THE HALIFAX INSURANCE COMPANY                                                                                                                                      ANTHONY JOSEPH METLEGE

(Appellant)                                                                                                                         - and -                                                                                                                  (Respondent)

                                                                                                                                                           

C.A. No. 145118                                                                                                   Halifax, N.S.                                                                                                         PUGSLEY, J.A.
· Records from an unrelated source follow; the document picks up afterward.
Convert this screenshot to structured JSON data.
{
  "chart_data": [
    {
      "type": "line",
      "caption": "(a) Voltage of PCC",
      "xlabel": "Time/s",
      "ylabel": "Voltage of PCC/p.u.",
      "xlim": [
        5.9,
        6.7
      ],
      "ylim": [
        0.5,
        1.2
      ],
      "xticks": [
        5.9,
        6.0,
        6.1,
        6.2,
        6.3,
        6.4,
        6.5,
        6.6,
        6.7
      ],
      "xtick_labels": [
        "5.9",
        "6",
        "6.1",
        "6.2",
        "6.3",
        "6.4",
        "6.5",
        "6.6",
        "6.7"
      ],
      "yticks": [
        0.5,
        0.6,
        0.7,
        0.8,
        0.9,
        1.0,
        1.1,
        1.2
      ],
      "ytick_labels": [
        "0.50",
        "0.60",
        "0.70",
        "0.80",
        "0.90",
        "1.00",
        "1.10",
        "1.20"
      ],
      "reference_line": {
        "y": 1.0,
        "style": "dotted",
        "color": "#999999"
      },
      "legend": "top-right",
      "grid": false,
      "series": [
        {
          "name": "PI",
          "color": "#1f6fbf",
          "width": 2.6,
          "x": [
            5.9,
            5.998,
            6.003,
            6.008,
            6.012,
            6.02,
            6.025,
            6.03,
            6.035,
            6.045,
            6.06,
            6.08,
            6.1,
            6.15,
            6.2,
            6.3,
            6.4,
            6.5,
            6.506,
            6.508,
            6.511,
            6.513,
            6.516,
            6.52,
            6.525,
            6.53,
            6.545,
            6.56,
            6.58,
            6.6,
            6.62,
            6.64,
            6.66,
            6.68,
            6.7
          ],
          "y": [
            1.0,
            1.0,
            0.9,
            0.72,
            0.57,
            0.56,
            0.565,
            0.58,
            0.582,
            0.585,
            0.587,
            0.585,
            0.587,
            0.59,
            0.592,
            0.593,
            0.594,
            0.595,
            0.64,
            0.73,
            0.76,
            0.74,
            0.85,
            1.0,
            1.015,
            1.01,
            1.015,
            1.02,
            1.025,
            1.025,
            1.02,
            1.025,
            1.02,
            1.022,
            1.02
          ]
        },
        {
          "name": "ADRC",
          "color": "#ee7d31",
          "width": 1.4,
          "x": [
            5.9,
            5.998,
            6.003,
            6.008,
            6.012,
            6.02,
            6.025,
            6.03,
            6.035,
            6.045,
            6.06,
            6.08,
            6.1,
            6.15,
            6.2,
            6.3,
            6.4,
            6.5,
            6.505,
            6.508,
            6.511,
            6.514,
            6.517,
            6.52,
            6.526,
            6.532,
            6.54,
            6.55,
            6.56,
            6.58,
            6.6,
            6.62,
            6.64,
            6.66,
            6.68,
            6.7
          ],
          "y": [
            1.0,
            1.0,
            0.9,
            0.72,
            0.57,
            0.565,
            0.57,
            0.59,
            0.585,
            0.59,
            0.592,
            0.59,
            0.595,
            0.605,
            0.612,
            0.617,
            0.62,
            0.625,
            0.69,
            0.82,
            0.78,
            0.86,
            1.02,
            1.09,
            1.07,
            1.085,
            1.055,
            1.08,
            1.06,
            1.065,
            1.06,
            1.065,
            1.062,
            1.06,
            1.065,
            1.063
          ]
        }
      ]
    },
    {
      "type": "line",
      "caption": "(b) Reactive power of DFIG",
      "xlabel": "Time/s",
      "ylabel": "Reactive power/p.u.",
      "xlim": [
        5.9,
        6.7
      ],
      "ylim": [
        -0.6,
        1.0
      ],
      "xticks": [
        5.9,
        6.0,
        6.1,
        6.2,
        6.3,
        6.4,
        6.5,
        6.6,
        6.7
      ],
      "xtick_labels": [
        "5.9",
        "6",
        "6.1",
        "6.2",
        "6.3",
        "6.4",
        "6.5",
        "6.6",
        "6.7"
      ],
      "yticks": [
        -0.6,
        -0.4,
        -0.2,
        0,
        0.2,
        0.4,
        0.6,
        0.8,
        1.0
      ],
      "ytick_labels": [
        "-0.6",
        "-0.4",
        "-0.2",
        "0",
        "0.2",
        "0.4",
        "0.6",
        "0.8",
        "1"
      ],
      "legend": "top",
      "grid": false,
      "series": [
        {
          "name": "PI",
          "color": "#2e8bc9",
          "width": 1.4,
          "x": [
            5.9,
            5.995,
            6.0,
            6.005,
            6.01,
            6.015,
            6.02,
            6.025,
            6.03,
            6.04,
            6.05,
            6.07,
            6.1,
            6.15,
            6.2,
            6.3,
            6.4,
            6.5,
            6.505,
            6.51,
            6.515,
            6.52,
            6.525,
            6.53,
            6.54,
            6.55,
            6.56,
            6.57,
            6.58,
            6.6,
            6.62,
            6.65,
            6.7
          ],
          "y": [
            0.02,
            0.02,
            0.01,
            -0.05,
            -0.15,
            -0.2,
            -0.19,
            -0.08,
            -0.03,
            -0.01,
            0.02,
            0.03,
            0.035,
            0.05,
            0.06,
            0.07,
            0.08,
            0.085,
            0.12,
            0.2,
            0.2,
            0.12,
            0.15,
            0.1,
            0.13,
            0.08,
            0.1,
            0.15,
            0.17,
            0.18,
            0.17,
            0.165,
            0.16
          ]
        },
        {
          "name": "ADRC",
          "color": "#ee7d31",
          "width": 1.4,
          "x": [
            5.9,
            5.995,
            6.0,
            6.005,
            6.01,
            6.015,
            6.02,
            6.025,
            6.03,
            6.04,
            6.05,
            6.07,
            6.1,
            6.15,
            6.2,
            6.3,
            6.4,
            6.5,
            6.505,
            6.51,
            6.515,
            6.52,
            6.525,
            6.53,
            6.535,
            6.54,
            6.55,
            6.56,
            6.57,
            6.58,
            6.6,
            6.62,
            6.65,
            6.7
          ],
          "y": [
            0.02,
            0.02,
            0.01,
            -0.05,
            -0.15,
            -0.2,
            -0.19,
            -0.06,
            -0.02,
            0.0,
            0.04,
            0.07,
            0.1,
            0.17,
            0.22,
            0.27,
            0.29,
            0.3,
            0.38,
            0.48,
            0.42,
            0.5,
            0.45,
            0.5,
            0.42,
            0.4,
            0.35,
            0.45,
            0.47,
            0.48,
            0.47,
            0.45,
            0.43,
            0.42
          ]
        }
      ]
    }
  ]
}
                                                                                                                                                                                                                                                                                                                       

Cite as: Halifax Insurance Company v. Metlege, 1998 NSCA 135

 

APPEAL HEARD:                                                                                         May 27, 1998

 

JUDGMENT DELIVERED:                                                                   July 28, 1998

 

 

SUBJECT:                                   Practice C.P.R. 18 - Examination for Discovery

 

SUMMARY:                            The plaintiff alleged that in October, 1995 he purchased a motor vehicle by paying over $35,000 in $100 bills to a "stranger" who had delivered the vehicle to his residence in Halifax. The plaintiff delayed in arranging insurance with the defendant until February 1996. In October, 1996 the plaintiff alleged that the vehicle was stolen from his garage. The defendant's investigation disclosed that the vehicle had been stolen and was currently owned by a person resident in British Columbia. The defendant rejected the proofs of loss filed by the plaintiff. Action was commenced on December 23, 1996. The defendant pleaded in part that the plaintiff "knew or ought to have known" that the vehicle was a stolen vehicle.

 

On an examination for discovery of the defendant's claims representative, counsel objected to questions by plaintiff's counsel on the ground that the information developed in support of the answers was obtained by counsel during the course of his investigation to defend the action. The Chambers judge concluded that privilege did not arise until action was commenced on December 23, 1996, that the insurer was obliged to disclose the facts on which it relied in support of its allegation that the plaintiff should have known his motor vehicle was stolen at the time of purchase, and further, that the insurer was required to disclose the name, and address, of any person who suggested the plaintiff may have paid less than $35,000 for the vehicle.

 

 

 

ISSUE:                                           Whether the Chambers judge erred in law.

 


RESULT:                                      The Court unanimously concluded that the appeal should be dismissed. In exercising her discretion that privilege only arose  at the time action was commenced, the Chambers judge committed no error of principle, nor would a patent, or any, injustice result if the Court failed to interfere with that determination.

 

Privilege cannot be used to protect facts from disclosure if those facts are relied upon by a party in support of its trial position. It is immaterial that the fact was discovered by a party at the direction of its solicitor, or even by the solicitor independently.

 

Under the Nova Scotia Civil Procedure Rules, a party is not obliged, generally, to disclose the names of witnesses, or the manner in which counsel is going to prove its case. This, however, was an exception to that rule as the identity of the witness itself constituted a material fact. When the distinction between disclosure of facts on which a party relies, and the evidence in support of the fact, is a "very fine" distinction, resolution should favour disclosure.